Deux chercheurs de l'Observatoire de l'Action sociale locale ont dévoilé ce mardi, lors d'un colloque à Namur, les résultats d'une étude menée auprès des CPAS wallons et bruxellois. L'occasion de mettre en avant les nombreuses pressions exercées sur les CPAS.
Carlo Caldarini et Ricardo Cherenti ont obtenu des réponses de 145 CPAS, soit plus de la moitié de ceux actifs en Wallonie et à Bruxelles!
Et le constat est sans appel, les CPAS estiment être pris en tenaille par le fédéral, qui ne prend en charge que 55 à 70% du revenu d'intégration qu'ils sont tenus de verser aux personnes les plus pauvres. Ce sont donc les CPAS qui sont mis sous pression, au même titre que les communes qui les financent. L'étude montre aussi que le public qui s'adresse aux CPAS a changé: les demandeurs sont plus nombreux, plus hétéroclites, avec des problématiques plus complexes et diversifiées. Les reports de charge, que ce soit financièrement ou administrativement, posent également problème.
Toujours selon l'étude, l'octroi d'aides remboursables, la diminution du temps d'écoute (moins de personnel) et des contrôles beaucoup plus stricts fragilisent encore davantage les personnes les plus précaires.
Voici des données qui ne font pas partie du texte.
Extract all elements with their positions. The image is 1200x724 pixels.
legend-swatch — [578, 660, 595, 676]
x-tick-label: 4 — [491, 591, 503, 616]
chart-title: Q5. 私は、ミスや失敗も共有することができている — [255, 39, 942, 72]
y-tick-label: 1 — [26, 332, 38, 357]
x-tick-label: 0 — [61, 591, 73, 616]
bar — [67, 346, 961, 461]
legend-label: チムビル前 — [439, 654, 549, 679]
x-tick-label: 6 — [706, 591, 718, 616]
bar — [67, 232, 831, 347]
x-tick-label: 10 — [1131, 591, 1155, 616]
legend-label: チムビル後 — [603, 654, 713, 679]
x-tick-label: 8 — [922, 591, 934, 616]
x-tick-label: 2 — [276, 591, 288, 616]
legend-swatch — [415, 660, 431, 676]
Il en va de même de la diminution de certaines aides sociales, comme celle pour le lait des bébés, alors que les aides forfaitaires sont également dénoncées.
Plus globalement, moins de 10% des CPAS ayant répondu à l'étude estiment que le gouvernement fédéral a une bonne connaissance de leur situation, les gouvernements régionaux faisant à peine mieux.